Sarkozy joue la famille contre le monde éducatif

On le savait depuis ses vœux aux acteurs de l’éducation le 5 janvier, on en avait eu la confirmation avec les propos de son ministre de l’éducation Luc Chatel début février, le candidat Sarkozy fera sa campagne de l’éducation face au monde de l’école, certainement pas à ses côtés.

On en a eu la confirmation ce soir dans le discours programmatique de Montpellier, un discours par ailleurs riches en mots (travail, famille, République) mais assez pauvres en idées nouvelles (en gros : enfoncer le clou de la politique menée depuis 5 ans), émaillé de contradictions (énoncer la primauté du savoir du professeur avant de lui proposer un rôle de psy-éducateur en collège), ponctué de grossières contre-vérités (« l’échec scolaire recule ») et de chiffres tronqués (la rengaine du « moins d’élèves, plus de profs »)…

La seule chose proposée aux enseignants (du secondaire) est une augmentation de salaire en échange d’une présence accrue. Quand on critique l’adversaire en disant que le nombre (de postes, 60 000) n’est pas tout, ça fait un peu court… Et surtout, ça contribue à cantonner le prof dans le rôle de celui qui ne veut qu’être mieux payé, quand il aimerait entendre tant d’autres propositions…

Mais le plus frappant dans le discours a certainement été l’adresse systématique aux « familles ». « Je suis d’abord venu parler aux familles », a martelé plusieurs fois le candidat UMP. Dès le début du discours, le public que vise Sarkozy est clairement identifié : « Toutes les familles de France veulent que leurs enfants soient éduqués, soient instruits, elles veulent pouvoir leur dire comme nos parents et nos grands-parents nous ont dit jadis, travaillez bien à l’école et vous aurez une vie meilleure. C’est à cette France qui met tous ses espoirs dans l’école que je suis venu parler ».

Vite, la famille est subtilement posée en victime d’une école incapable : « Je mesure la frustration de cette France devant les défaillances de l’école, je vois la souffrance à chaque fois que l’école échoue à donner à vos enfants ce dont vous rêvez pour eux ».

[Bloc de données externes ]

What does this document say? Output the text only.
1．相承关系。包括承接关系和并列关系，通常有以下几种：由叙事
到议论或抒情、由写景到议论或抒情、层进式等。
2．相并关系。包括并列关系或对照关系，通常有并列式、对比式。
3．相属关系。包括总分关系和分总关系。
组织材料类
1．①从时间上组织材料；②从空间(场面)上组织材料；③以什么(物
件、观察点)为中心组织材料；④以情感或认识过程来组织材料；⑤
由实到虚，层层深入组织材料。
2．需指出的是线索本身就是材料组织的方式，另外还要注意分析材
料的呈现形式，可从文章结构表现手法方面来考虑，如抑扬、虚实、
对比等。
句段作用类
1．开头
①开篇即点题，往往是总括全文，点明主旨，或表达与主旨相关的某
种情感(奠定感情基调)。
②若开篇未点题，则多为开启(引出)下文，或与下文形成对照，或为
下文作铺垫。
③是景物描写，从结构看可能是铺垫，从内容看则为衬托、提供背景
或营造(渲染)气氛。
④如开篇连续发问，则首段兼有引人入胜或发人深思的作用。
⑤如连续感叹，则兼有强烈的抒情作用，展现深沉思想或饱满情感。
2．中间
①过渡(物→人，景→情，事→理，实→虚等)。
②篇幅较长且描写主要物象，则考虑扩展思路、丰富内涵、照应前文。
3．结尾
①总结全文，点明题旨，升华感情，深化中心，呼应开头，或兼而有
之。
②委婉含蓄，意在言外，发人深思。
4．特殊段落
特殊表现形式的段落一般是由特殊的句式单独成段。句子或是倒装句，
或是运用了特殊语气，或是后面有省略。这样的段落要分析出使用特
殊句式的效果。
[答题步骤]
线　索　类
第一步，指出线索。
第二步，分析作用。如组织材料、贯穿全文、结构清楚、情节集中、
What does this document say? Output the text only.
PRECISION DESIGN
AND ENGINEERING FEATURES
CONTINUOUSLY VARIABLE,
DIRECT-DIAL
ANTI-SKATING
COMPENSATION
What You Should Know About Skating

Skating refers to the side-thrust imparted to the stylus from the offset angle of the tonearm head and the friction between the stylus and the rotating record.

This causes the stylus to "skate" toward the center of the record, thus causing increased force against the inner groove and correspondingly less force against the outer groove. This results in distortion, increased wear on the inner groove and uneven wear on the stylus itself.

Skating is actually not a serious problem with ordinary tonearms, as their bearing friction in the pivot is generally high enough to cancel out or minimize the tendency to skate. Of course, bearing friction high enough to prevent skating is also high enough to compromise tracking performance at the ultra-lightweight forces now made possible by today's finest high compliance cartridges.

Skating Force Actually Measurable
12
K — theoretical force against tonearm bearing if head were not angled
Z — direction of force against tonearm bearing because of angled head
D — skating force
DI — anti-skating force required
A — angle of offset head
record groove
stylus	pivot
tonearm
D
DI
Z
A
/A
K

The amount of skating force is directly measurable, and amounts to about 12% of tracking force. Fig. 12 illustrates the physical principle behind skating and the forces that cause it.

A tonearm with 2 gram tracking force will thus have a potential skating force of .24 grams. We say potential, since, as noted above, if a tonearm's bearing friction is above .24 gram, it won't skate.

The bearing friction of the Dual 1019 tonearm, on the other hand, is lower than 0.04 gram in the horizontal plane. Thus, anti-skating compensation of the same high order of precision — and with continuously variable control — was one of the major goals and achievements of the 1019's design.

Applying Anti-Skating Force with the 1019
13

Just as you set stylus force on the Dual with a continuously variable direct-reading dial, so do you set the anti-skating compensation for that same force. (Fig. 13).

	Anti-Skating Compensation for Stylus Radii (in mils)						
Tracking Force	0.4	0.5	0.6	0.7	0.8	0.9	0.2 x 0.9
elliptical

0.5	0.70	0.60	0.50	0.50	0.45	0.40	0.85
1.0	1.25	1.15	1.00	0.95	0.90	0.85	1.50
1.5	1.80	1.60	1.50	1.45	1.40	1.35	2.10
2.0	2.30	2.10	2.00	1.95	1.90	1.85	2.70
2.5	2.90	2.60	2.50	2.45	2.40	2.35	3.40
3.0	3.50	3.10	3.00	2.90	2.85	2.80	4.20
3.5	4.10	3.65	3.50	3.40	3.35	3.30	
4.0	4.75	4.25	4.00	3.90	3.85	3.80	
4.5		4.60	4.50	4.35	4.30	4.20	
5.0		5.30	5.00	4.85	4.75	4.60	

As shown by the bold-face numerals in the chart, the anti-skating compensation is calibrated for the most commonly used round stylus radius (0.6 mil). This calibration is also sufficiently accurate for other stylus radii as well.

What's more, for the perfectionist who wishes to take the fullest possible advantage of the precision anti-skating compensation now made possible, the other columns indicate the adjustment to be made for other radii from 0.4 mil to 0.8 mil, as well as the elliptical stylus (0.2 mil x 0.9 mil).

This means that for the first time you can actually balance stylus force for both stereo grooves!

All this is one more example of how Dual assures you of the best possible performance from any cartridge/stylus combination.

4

Etape suivante, prendre les familles à témoin du corporatisme des enseignants pour mieux les opposer : « L’école c’est l’affaire de tous, pas l’affaire d’une corporation, pas l’affaire d’un statut. Nous avons tous le droit de dire notre conviction sur l’école de la France […] L’école appartient d’abord à toutes les familles de France qui lui confient leurs enfants. Ces familles ne veulent pas qu’on leur confisque le droit de prendre la parole sur le devenir de l’école, de leurs enfants ». Voici maintenant que l’école confisque le droit de prendre la parole, elle qui ne rêve que d’un débat, d’une participation affirmée des parents au projet scolaire…

Pour agrandir le fossé, pour accentuer le clivage, il ne reste plus qu’à réduire l’école aux syndicats, aux manifestations, et répéter qu’elle exclut les familles : « Je le dis aux enseignants, je le dis aux syndicats, l’école ne peut pas être une grande cause nationale si on ne fait pas partager cette grande cause nationale aux familles, si on tient les familles à l’écart, si on ne les associe pas, si on ne les écoute pas. […] Trop longtemps on a eu peur de parler de l’école, peur des réactions, peur des manifestations, peur de la pensée unique. On ne parlait pas de l’école pour parler aux familles ».

 

… En consacrant une bonne partie de son discours sur l’éducation à monter les familles contre les profs (une hérésie : chaque enseignant sait l’importance d’un triangle élève-prof-parent soudé), Sarkozy poursuit sa politique de clivage entamée depuis le début de la campagne. A peu de frais : il ne compte pas sur les votes d’un monde, celui de l’école, qu’il ne connaît pas.

Peut-être même espère-t-il autre chose : une vive, une très vive réaction des enseignants, qui lui permettrait de les taxer de corporatisme en prenant la nation à témoin, de cliver davantage et d’isoler ainsi toute une profession. Au fond, sa campagne de l’éducation sera d’autant réussie qu’il pourra la faire, non pas en face, mais bien contre le monde éducatif.